Eliot Janeway - Early Career

Early Career

Janeway's writing career began at 24, when he wrote a series of articles for The Nation magazine predicting the 1937-38 recession and proposing a massive program of government investment in transportation and power equipment to cure it. Known as the Roosevelt Recession, with the exception of the Great Depression, it was perhaps the sharpest and deepest economic downturn of the century. The combination of higher reserve requirements imposed by the Federal Reserve Board on the nation's commercial banks and the introduction of the new Social Security tax on employees and employers contributed to the downturn.

Janeway's articles also warned against selling arms to Japan long before the attack on Pearl Harbor and noted that U.S. railroads needed renovation. His articles attracted interest in the Roosevelt administration and brought him some influence within its policy-making councils. Another interested reader was Henry R. Luce, who hired Janeway to write part-time for Time and Fortune magazines. Janeway worked for the magazines until 1944, and then for the next four years directly for Luce, writing a private weekly economic and political advisory letter. In 1948, he quit to write his first book, Struggle for Survival, which was published in 1951.
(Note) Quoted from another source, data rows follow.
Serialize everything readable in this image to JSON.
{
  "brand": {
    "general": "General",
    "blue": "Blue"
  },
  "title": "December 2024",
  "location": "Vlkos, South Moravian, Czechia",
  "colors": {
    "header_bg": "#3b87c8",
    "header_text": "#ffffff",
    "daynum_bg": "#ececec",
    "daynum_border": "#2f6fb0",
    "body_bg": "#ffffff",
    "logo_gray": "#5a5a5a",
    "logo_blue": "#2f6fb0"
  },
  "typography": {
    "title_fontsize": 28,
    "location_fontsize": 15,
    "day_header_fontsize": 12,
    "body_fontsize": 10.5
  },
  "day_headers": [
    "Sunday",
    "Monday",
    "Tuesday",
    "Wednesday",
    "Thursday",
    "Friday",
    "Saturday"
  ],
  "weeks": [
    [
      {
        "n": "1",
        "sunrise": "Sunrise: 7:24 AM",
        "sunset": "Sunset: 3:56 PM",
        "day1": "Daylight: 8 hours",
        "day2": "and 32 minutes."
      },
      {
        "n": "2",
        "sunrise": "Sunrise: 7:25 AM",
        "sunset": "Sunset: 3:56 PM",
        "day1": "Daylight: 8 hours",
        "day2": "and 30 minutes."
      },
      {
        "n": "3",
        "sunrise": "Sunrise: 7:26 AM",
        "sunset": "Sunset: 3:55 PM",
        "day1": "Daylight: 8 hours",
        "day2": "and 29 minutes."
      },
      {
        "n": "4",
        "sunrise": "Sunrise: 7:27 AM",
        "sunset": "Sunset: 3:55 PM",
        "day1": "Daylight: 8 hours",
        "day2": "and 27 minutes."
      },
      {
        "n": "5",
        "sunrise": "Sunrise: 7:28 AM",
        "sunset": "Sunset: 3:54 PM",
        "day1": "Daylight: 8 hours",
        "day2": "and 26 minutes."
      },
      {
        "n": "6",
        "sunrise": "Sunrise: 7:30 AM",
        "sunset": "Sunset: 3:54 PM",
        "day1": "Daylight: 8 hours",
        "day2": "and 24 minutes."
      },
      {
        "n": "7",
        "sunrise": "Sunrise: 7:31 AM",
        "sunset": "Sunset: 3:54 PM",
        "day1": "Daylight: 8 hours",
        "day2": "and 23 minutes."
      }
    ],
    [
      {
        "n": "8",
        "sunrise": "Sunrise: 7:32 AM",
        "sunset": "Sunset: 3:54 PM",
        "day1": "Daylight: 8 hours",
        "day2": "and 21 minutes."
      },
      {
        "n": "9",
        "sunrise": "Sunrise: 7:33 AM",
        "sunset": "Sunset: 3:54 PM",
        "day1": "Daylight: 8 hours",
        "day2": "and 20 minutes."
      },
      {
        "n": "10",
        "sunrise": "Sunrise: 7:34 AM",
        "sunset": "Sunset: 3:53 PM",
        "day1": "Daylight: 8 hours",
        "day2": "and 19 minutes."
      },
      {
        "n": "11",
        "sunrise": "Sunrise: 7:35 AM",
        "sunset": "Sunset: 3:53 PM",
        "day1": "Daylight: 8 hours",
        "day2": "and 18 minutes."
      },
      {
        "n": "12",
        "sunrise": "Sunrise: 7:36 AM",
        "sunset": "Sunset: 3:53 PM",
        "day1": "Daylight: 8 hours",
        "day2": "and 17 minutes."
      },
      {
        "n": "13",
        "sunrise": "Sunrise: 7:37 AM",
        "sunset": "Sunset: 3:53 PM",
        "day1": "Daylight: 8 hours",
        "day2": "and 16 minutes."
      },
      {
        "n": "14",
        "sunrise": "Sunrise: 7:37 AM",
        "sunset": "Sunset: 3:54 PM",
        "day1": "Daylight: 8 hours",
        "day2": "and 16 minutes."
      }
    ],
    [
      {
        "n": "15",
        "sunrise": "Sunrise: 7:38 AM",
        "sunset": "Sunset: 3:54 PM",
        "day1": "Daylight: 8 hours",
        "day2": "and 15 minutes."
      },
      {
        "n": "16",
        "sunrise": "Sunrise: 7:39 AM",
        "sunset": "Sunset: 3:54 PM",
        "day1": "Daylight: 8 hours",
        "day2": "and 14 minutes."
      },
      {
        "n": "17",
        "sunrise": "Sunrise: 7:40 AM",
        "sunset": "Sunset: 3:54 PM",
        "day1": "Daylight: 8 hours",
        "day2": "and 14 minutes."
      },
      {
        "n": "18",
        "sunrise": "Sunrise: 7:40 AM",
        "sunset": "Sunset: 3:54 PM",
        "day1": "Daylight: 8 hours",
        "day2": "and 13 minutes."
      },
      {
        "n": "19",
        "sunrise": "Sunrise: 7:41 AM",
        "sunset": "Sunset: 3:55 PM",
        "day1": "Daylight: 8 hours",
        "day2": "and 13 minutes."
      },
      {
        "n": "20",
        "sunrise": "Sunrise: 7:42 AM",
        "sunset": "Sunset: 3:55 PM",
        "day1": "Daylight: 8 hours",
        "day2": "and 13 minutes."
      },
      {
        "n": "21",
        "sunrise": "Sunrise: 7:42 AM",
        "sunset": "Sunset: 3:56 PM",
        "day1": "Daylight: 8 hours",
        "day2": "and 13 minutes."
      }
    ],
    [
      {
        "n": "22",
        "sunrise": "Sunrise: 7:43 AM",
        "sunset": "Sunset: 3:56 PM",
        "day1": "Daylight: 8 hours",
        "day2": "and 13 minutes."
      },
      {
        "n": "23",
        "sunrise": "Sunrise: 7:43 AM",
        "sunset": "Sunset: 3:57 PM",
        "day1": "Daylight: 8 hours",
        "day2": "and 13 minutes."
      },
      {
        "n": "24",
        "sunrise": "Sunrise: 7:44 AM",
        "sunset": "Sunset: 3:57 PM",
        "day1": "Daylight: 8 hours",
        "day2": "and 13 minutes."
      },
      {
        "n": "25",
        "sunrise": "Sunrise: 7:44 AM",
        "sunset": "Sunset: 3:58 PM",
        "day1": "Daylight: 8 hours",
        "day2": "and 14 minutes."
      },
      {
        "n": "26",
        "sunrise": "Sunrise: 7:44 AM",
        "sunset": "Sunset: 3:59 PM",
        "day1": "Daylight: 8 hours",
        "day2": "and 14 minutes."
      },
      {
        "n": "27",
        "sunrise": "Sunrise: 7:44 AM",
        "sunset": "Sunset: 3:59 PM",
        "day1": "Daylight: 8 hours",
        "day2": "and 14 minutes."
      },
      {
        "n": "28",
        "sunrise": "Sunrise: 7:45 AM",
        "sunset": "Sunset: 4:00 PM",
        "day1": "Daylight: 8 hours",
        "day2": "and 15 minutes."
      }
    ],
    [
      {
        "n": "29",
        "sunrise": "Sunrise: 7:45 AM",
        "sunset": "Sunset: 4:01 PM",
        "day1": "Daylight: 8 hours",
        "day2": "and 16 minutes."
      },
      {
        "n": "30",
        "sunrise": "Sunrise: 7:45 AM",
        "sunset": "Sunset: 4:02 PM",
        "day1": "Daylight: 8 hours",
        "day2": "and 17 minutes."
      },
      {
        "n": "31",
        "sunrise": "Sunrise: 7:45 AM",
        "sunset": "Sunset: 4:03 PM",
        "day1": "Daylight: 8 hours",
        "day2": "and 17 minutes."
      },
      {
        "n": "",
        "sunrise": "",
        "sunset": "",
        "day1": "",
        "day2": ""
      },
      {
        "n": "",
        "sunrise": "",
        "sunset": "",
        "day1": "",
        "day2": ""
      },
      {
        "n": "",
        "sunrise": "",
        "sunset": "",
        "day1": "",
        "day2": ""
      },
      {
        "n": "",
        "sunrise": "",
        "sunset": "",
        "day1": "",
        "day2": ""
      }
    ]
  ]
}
According to Janeway, Roosevelt followed the war president path of Abraham Lincoln. Janeway believed that both were too practical to try to micro-manage a wartime mobilization, and that both realized that the mobilization could be confused at the top as long as it was overwhelming at the base. As Janeway said, "A victory small enough to be organized is too small to be decisive." Throughout the war, Roosevelt "looked to democracy and not to leaders, to democracy’s reservoir of mass energy and faith and not to the custodians of specialized wisdom."

As Janeway would later say in a 1988 interview: "The Depression transformed economics from a subject of study into an obstacle to be overcome." His Struggle for Survival discussed how World War II and its full employment boom had transformed economics from a dismal science into the means for dynamic possibilities. "I'm the last person who could be accused of practicing economics in any sort of computerized vacuum," he once told an interviewer. "Political economy is not a science, it's a clinical art, like medicine."

In 1955 Janeway started two weekly economic advisory newsletters that formed the heart of the Janeway Publishing and Research Corporation, a business he operated out of his five-story town house on East 80th Street in New York City. In addition to his newsletters, in the 1960s and 1970s Janeway was a syndicated columnist for the Chicago Tribune-New York News syndicate. Janeway scored a number of forecasting firsts, among them higher interest rates that followed the escalation of the Vietnam War. He also became famous in the late 1960s for his dire forecasts of stock market trauma, which earned him the nickname "Calamity Janeway" on Wall Street.

Janeway was an informal adviser to Lyndon B. Johnson during Johnson's career in the United States House of Representatives and Senate. Janeway was among those who urged Johnson to run for the presidency in 1956 and was an active fundraiser for Johnson during the 1960 Democratic presidential primaries. After Johnson became president in November 1963, Janeway disagreed with him on many points of fiscal policy, and broke irrevocably with the president when Johnson escalated the war in Vietnam in 1965. Janeway's book, The Economics of Crisis, resulted from his break with Johnson.

Janeway's analysis and criticism of Johnson's handling of the Vietnam War was economic in nature and affected by Struggle for Survival, his early work on the history of the World War II mobilization. "I was not arguing against the war itself; that is not my field of expertise," he said in an interview. "I said that putting it on the back of the economy without raising taxes and instituting controls would bring on disaster."